Ways of "parallelizing" tasks

Hi, by default GMT is utilizing a single CPU thread when invoking a command. Are there ways of separating a task manually to increase performance and combine the results on the post side after command processing? In my case I want to divide the command:

gmt grdmath -R-180/180/-89/89 -A0/0/4 -I5m OSM_lines.gmt LDIST = dist_to_coast.nc

into e.g. 4 processes:

gmt grdmath OSM_lines.gmt -R-180/0/-89/0 -A0/0/4 -I5m LDIST = dtc1.nc &
gmt grdmath OSM_lines.gmt -R0/180/-89/0 -A0/0/4 -I5m LDIST = dtc2.nc &
gmt grdmath OSM_lines.gmt -R-180/0/0/89 -A0/0/4 -I5m LDIST = dtc3.nc &
gmt grdmath OSM_lines.gmt -R0/180/0/89 -A0/0/4 -I5m LDIST = dtc4.nc &

and afterwards combine the files dtc1.nc - dtc4.nc to an exact match of the dist_to_coast.nc file as given in the above single line entry. Is this possible using GMT commands or other methods?
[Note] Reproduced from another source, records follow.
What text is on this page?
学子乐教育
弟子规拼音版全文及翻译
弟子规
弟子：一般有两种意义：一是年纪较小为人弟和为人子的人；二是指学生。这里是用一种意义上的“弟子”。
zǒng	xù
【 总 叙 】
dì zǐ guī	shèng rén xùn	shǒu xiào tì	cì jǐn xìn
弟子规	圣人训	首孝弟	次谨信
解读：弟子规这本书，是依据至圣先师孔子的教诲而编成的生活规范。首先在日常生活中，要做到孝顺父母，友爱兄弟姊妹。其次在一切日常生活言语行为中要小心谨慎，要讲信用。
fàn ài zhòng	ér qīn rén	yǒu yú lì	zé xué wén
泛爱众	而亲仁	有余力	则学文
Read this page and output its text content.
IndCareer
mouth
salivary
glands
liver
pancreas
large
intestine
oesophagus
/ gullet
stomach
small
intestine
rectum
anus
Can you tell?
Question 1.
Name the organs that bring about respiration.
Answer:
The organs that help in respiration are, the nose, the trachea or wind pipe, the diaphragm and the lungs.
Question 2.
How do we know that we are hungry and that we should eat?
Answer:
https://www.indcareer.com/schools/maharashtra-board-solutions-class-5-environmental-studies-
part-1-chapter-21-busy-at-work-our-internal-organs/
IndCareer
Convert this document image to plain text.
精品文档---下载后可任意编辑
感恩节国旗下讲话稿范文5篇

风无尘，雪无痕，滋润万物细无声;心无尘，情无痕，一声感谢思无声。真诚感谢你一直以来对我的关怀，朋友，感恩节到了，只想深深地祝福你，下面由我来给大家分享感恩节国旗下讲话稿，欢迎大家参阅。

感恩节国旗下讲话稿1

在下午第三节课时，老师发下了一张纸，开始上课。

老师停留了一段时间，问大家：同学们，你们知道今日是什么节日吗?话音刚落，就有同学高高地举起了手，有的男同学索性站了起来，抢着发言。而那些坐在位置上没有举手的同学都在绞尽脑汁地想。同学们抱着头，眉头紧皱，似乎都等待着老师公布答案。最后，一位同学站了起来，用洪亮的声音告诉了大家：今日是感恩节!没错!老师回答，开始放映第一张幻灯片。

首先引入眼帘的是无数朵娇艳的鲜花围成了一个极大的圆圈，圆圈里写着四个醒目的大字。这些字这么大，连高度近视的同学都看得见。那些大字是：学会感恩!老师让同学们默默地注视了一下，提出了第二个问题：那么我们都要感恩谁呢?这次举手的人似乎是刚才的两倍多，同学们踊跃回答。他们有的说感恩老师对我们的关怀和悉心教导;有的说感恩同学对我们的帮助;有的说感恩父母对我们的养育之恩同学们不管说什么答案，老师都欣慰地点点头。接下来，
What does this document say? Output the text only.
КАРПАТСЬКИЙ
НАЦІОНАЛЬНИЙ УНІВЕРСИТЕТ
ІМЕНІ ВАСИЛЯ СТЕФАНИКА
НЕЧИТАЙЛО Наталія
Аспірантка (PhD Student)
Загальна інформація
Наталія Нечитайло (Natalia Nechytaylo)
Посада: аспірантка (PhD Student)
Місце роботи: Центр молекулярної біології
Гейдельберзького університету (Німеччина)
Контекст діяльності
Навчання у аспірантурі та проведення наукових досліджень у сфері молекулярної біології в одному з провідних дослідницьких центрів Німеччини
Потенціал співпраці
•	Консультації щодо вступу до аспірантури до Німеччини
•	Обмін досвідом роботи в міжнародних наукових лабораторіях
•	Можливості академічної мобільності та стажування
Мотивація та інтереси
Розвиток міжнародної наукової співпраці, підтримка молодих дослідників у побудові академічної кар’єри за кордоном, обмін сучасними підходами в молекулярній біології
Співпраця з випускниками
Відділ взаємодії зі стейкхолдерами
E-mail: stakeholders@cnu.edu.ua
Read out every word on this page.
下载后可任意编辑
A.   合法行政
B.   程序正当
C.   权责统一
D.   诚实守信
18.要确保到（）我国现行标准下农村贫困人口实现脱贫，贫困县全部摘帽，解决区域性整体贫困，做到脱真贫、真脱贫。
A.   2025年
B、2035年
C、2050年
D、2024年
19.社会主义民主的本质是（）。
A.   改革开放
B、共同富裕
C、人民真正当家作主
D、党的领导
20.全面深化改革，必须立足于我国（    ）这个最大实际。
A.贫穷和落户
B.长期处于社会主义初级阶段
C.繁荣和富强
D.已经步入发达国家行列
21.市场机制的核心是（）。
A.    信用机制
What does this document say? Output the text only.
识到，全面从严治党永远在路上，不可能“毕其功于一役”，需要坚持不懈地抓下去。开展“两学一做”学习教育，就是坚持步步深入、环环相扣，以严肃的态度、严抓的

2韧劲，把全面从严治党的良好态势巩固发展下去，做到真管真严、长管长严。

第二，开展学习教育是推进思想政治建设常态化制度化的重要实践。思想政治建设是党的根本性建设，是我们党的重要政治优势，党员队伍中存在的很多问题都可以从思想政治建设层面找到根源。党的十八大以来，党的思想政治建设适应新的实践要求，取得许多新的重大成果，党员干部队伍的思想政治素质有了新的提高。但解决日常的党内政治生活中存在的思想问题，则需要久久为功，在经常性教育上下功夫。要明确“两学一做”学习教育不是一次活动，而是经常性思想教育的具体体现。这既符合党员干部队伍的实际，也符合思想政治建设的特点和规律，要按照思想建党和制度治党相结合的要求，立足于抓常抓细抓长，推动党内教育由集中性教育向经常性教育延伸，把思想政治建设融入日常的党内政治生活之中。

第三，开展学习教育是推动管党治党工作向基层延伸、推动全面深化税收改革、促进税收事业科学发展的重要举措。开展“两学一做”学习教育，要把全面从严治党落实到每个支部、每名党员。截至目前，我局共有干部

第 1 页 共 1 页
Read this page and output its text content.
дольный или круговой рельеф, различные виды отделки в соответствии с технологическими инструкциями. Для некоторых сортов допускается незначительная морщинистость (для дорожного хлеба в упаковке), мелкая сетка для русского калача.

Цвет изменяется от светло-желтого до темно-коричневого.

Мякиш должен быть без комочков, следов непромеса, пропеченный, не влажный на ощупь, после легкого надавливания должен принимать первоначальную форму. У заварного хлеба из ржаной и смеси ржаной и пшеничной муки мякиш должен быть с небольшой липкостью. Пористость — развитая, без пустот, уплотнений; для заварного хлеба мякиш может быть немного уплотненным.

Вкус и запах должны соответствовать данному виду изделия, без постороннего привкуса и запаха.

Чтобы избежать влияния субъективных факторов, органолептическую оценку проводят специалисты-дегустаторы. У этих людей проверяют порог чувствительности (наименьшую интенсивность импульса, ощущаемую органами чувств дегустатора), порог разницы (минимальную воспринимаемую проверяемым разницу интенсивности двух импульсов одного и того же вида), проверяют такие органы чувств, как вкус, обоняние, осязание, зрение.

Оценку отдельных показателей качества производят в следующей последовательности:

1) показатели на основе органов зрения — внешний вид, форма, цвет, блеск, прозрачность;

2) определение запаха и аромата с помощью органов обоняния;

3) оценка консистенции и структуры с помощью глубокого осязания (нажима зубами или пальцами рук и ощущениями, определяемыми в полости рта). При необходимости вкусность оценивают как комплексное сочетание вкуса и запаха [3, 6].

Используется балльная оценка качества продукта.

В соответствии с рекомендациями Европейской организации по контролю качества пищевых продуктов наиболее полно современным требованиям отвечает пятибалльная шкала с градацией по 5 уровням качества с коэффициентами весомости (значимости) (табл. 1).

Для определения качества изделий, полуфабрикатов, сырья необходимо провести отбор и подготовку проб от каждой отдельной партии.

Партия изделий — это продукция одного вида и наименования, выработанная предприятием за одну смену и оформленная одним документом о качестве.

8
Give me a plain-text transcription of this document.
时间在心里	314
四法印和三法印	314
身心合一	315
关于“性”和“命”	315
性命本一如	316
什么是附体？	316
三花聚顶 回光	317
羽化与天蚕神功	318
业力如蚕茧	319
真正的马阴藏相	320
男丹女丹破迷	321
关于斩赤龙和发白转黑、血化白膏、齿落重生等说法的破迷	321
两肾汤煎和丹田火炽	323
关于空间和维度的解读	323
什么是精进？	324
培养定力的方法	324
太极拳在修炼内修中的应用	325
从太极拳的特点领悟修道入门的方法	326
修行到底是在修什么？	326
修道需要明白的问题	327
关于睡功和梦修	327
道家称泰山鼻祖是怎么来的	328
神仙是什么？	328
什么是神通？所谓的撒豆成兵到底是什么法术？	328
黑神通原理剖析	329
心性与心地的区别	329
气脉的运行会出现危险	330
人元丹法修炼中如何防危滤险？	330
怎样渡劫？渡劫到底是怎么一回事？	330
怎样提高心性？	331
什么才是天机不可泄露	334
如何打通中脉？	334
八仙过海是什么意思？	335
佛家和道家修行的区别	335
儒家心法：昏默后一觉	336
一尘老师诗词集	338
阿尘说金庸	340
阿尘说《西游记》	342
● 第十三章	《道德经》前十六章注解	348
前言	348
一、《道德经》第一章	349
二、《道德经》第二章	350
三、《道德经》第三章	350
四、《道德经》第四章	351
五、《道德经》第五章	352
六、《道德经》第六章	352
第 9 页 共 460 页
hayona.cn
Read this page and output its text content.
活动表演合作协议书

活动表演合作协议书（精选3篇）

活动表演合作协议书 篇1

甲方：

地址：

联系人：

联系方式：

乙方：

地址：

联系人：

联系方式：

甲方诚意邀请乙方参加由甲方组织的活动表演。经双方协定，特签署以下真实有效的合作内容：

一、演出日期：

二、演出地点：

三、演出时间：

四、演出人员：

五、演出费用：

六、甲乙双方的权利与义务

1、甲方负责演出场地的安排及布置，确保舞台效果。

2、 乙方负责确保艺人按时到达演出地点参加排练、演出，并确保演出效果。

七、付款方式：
There is the isolation mode but in your case you can just run the 4 commands in 4 different shells.

Hi Joaquim,

Yes, running these command lines will start 4 independent calculation processes and consequently 4 resulting netCDF-files (“ideally” containing 1/4 part of the total solution). My question was more related to the possibility afterwards of merging these 4 files into a common netCDF-file which exactly matches the nc-file I would get by running:

gmt grdmath -R-180/180/-89/89 -A0/0/4 -I5m OSM_lines.gmt LDIST = dist_to_coast.nc

Although possible in principle, that would be very case dependent. For example, is an overlap between chunks needed to acunt for border effects? You said in your first post that default GMT is utilizing a single CPU thread. That is not true. Several modules have implemented parallel sections but the parallelization is a very complicated matter and often not even possible (very dependenr on the algorithm in use).

Thanks and when reading my initial post I see your point. I was referring to my case but wrote it like a general issue (which I shouldn’t) - I regret this!

Anyhow, from your answer I see that my case does not seem to have a “simple” solution which implies that I just need to be patient and wait for the routine to finish each time I run it.

The LDISTG is a very slow algorithm. It has to compute geodesic distances all the time. And … it’s already accelerated with OpenMP

You may want to give a look at https://github.com/GenericMappingTools/gmt/pull/2961 but that is very experimental and would require in your case to project the coastlines first into a Cartesian system.

You would use grdblend to stitch all your files together to the final product.